"Yes, sir," answered the sleeping man.
"Do you hate cats?"
"Yes, sir, I do."
The professor made more passes, waited a few minutes; then made more, and again asked sternly: "Monson, do you hate cats?"
There was no answer.
The professor looked at us with a smile. "I think I have found him," he said. He again began the hair twitching, and after a few moments again questioned him. And the question brought Sullivan and me, gasping and choking, to our feet.
"Devlin," he said, in a joking tone, "am I cutting your hair to your satisfaction?"
"You are not," answered the sleeper. "I was doggy enough before, but ye're making a hairless Mexican poodle o' me 'stead of a fox terrier."

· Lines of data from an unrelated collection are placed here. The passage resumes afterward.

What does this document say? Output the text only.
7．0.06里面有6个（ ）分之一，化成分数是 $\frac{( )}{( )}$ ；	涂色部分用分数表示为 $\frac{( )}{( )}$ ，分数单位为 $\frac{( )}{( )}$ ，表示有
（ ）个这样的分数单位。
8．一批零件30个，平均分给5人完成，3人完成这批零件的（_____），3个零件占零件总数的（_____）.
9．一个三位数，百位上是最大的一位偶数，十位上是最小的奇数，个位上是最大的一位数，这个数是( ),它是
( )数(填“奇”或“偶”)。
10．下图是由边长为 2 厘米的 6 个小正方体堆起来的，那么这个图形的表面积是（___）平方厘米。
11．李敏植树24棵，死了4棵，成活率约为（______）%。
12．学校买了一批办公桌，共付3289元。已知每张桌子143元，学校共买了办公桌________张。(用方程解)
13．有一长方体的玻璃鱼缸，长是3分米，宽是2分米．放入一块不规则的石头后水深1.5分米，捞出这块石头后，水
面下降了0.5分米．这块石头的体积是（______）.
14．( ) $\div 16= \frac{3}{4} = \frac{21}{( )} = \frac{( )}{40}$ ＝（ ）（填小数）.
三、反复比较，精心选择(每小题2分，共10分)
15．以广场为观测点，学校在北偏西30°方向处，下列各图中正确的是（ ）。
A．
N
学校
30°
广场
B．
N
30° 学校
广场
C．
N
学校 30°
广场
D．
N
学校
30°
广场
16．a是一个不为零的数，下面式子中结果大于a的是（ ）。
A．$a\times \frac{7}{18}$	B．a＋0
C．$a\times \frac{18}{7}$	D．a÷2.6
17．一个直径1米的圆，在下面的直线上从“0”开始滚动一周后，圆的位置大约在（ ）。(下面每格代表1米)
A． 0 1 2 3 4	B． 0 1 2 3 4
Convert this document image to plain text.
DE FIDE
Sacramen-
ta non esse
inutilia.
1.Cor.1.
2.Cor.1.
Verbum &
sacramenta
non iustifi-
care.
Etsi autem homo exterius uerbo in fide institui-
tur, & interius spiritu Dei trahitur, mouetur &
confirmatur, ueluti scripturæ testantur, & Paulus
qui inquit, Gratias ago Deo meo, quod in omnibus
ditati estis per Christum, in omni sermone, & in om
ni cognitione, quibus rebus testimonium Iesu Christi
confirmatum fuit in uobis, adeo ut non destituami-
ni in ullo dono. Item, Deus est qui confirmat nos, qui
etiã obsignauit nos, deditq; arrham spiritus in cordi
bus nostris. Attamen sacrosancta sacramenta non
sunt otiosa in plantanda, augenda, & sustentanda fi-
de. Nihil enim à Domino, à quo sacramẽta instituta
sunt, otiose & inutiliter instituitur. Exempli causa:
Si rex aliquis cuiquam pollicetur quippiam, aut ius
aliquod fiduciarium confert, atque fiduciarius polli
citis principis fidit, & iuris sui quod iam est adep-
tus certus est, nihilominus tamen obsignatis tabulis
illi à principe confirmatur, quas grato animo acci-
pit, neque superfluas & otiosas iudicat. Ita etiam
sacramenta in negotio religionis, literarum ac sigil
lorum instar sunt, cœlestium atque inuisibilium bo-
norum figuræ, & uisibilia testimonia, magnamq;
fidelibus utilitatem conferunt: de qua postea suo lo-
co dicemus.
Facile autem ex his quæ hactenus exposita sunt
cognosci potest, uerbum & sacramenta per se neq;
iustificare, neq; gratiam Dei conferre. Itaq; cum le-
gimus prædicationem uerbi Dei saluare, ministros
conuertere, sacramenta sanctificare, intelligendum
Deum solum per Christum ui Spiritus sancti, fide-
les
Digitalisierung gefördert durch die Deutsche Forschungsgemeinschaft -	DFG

"Devlin," shouted the professor, as he drew away his hands, "you are not a dog. You never have been a dog, and you never will be a dog. You are a man, and your name is not Monson. It never was Monson, and it never will be Monson. When you waken you will remember every event of your past life up to and after the time of the squall aboard the Chariot. You will remember everything. Wake up, Devlin, wake up, and don't count your trouble against me, old shipmate. I did not know my power then. I nearly drowned before that ship astern picked me up. Wake up, Devlin. Wake up."
The professor was making furious passes upward.